Further, any realistic person would ask, “What has this cranky sourpuss done for the poor? Has he even scooped out soup at a Salvation Army soup kitchen? Was his decision to take his honeymoon in the 1980s in the U.S.S.R. proof that he cared about the indigent in the U.S.A.?”
It is likely that he thinks so, but the proof is in the pudding. What has he personally done to show his caring for the well-being and uplifting of the indigent? Has he even visited homeless encampments that line the sidewalks of some of our major cities? Has he spoken to the homeless, to poor elderly people, or drug addicts and jailbirds about their personal lifestyles, commitments, values, and needs?
My father was a city trolley operator and later a bus driver in Philadelphia's transit system. We were a classic, blue-collar family. My father briefly had a grocery store in an all-black neighborhood during the last three years of WWII, and kept a gun in a drawer behind the counter which, thankfully, he never had to use. Other than that brief stint in business, he was in public transportation in Philadelphia doing a blue-collar job for twenty years. We were far from billionaires, but we had a house, a car, medical care (when I was a kid the doctors still performed house visits at a reasonable cost), a T.V., decent furniture, and many good times (although we could not afford vacation trips).
What the hell is this bitter old man, Bernie, ranting about?! Without billionaires like Henry Ford, Thomas Edison, John D. Rockefeller, or Andrew Carnegie, there would not have been a thriving blue collar working class in our country. The billionaires and their success stories and viable family lives of America’s workers go hand in hand.
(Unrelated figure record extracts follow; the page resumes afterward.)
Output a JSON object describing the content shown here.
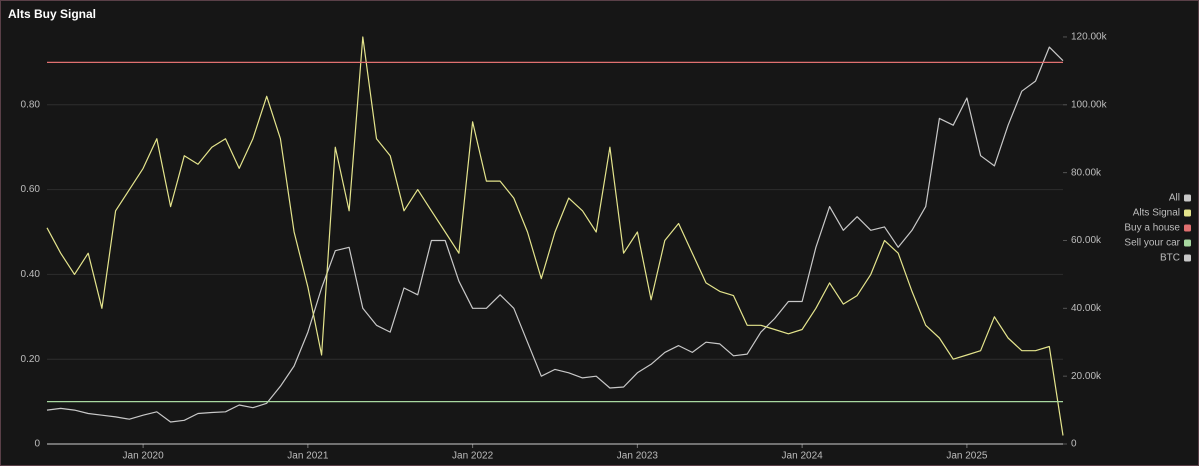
{
  "chart_data": {
    "type": "line",
    "title": "Alts Buy Signal",
    "x": [
      "2019-06",
      "2019-07",
      "2019-08",
      "2019-09",
      "2019-10",
      "2019-11",
      "2019-12",
      "2020-01",
      "2020-02",
      "2020-03",
      "2020-04",
      "2020-05",
      "2020-06",
      "2020-07",
      "2020-08",
      "2020-09",
      "2020-10",
      "2020-11",
      "2020-12",
      "2021-01",
      "2021-02",
      "2021-03",
      "2021-04",
      "2021-05",
      "2021-06",
      "2021-07",
      "2021-08",
      "2021-09",
      "2021-10",
      "2021-11",
      "2021-12",
      "2022-01",
      "2022-02",
      "2022-03",
      "2022-04",
      "2022-05",
      "2022-06",
      "2022-07",
      "2022-08",
      "2022-09",
      "2022-10",
      "2022-11",
      "2022-12",
      "2023-01",
      "2023-02",
      "2023-03",
      "2023-04",
      "2023-05",
      "2023-06",
      "2023-07",
      "2023-08",
      "2023-09",
      "2023-10",
      "2023-11",
      "2023-12",
      "2024-01",
      "2024-02",
      "2024-03",
      "2024-04",
      "2024-05",
      "2024-06",
      "2024-07",
      "2024-08",
      "2024-09",
      "2024-10",
      "2024-11",
      "2024-12",
      "2025-01",
      "2025-02",
      "2025-03",
      "2025-04",
      "2025-05",
      "2025-06",
      "2025-07",
      "2025-08"
    ],
    "series": [
      {
        "name": "Alts Signal",
        "color": "#e4e48c",
        "axis": "y",
        "values": [
          0.51,
          0.45,
          0.4,
          0.45,
          0.32,
          0.55,
          0.6,
          0.65,
          0.72,
          0.56,
          0.68,
          0.66,
          0.7,
          0.72,
          0.65,
          0.72,
          0.82,
          0.72,
          0.5,
          0.37,
          0.21,
          0.7,
          0.55,
          0.96,
          0.72,
          0.68,
          0.55,
          0.6,
          0.55,
          0.5,
          0.45,
          0.76,
          0.62,
          0.62,
          0.58,
          0.5,
          0.39,
          0.5,
          0.58,
          0.55,
          0.5,
          0.7,
          0.45,
          0.5,
          0.34,
          0.48,
          0.52,
          0.45,
          0.38,
          0.36,
          0.35,
          0.28,
          0.28,
          0.27,
          0.26,
          0.27,
          0.32,
          0.38,
          0.33,
          0.35,
          0.4,
          0.48,
          0.45,
          0.36,
          0.28,
          0.25,
          0.2,
          0.21,
          0.22,
          0.3,
          0.25,
          0.22,
          0.22,
          0.23,
          0.02
        ]
      },
      {
        "name": "Buy a house",
        "color": "#e07070",
        "axis": "y",
        "level": 0.9
      },
      {
        "name": "Sell your car",
        "color": "#a8d8a0",
        "axis": "y",
        "level": 0.1
      },
      {
        "name": "BTC",
        "color": "#c8c8c8",
        "axis": "y2",
        "values": [
          10000,
          10500,
          10000,
          9000,
          8500,
          8000,
          7300,
          8500,
          9500,
          6500,
          7000,
          9000,
          9300,
          9500,
          11500,
          10700,
          12000,
          17000,
          23000,
          33000,
          46000,
          57000,
          58000,
          40000,
          35000,
          33000,
          46000,
          44000,
          60000,
          60000,
          48000,
          40000,
          40000,
          44000,
          40000,
          30000,
          20000,
          22000,
          21000,
          19500,
          20000,
          16500,
          16800,
          21000,
          23500,
          27000,
          29000,
          27000,
          30000,
          29500,
          26000,
          26500,
          33000,
          37000,
          42000,
          42000,
          58000,
          70000,
          63000,
          67000,
          63000,
          64000,
          58000,
          63000,
          70000,
          96000,
          94000,
          102000,
          85000,
          82000,
          94000,
          104000,
          107000,
          117000,
          113000
        ]
      }
    ],
    "legend": {
      "position": "right",
      "all_label": "All",
      "all_color": "#c8c8c8"
    },
    "xlim": [
      "2019-06",
      "2025-08"
    ],
    "xticks": [
      {
        "value": "2020-01",
        "label": "Jan 2020"
      },
      {
        "value": "2021-01",
        "label": "Jan 2021"
      },
      {
        "value": "2022-01",
        "label": "Jan 2022"
      },
      {
        "value": "2023-01",
        "label": "Jan 2023"
      },
      {
        "value": "2024-01",
        "label": "Jan 2024"
      },
      {
        "value": "2025-01",
        "label": "Jan 2025"
      }
    ],
    "ylim": [
      0,
      1.0
    ],
    "yticks": [
      0,
      {
        "value": 0.2,
        "label": "0.20"
      },
      {
        "value": 0.4,
        "label": "0.40"
      },
      {
        "value": 0.6,
        "label": "0.60"
      },
      {
        "value": 0.8,
        "label": "0.80"
      }
    ],
    "y2lim": [
      0,
      125000
    ],
    "y2ticks": [
      0,
      {
        "value": 20000,
        "label": "20.00k"
      },
      {
        "value": 40000,
        "label": "40.00k"
      },
      {
        "value": 60000,
        "label": "60.00k"
      },
      {
        "value": 80000,
        "label": "80.00k"
      },
      {
        "value": 100000,
        "label": "100.00k"
      },
      {
        "value": 120000,
        "label": "120.00k"
      }
    ],
    "grid": true
  }
}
There were rich guys in the nineteen thirties, forties, fifties, sixties, and seventies, but more people are dying in the streets today, more kids are fat, more babies are killed, and more bribes are being accepted by governmental officials along with insider trading in stocks for federal legislators. More babies are born out of wedlock, more divorces riddle the landscape of our mores, and more mental illness is unquestionable. Also, we see more autism and more people like Boyneeee – including the intensely leftwing administration of Joe Biden (many Dems don’t even realize that their party has moved radically leftward since Obama and the 2020 pact between Biden and Sanders).
Bernie – without quoting Karl Marx directly – is and was speaking unashamedly for a radical leftwing agenda to replace the most successful capitalist country in the history of the world!
His attack on President Trump’s speech to a Joint Session of Congress is part of his lifelong but ultimately futile attempt to promote the implementation of communism in the U.S.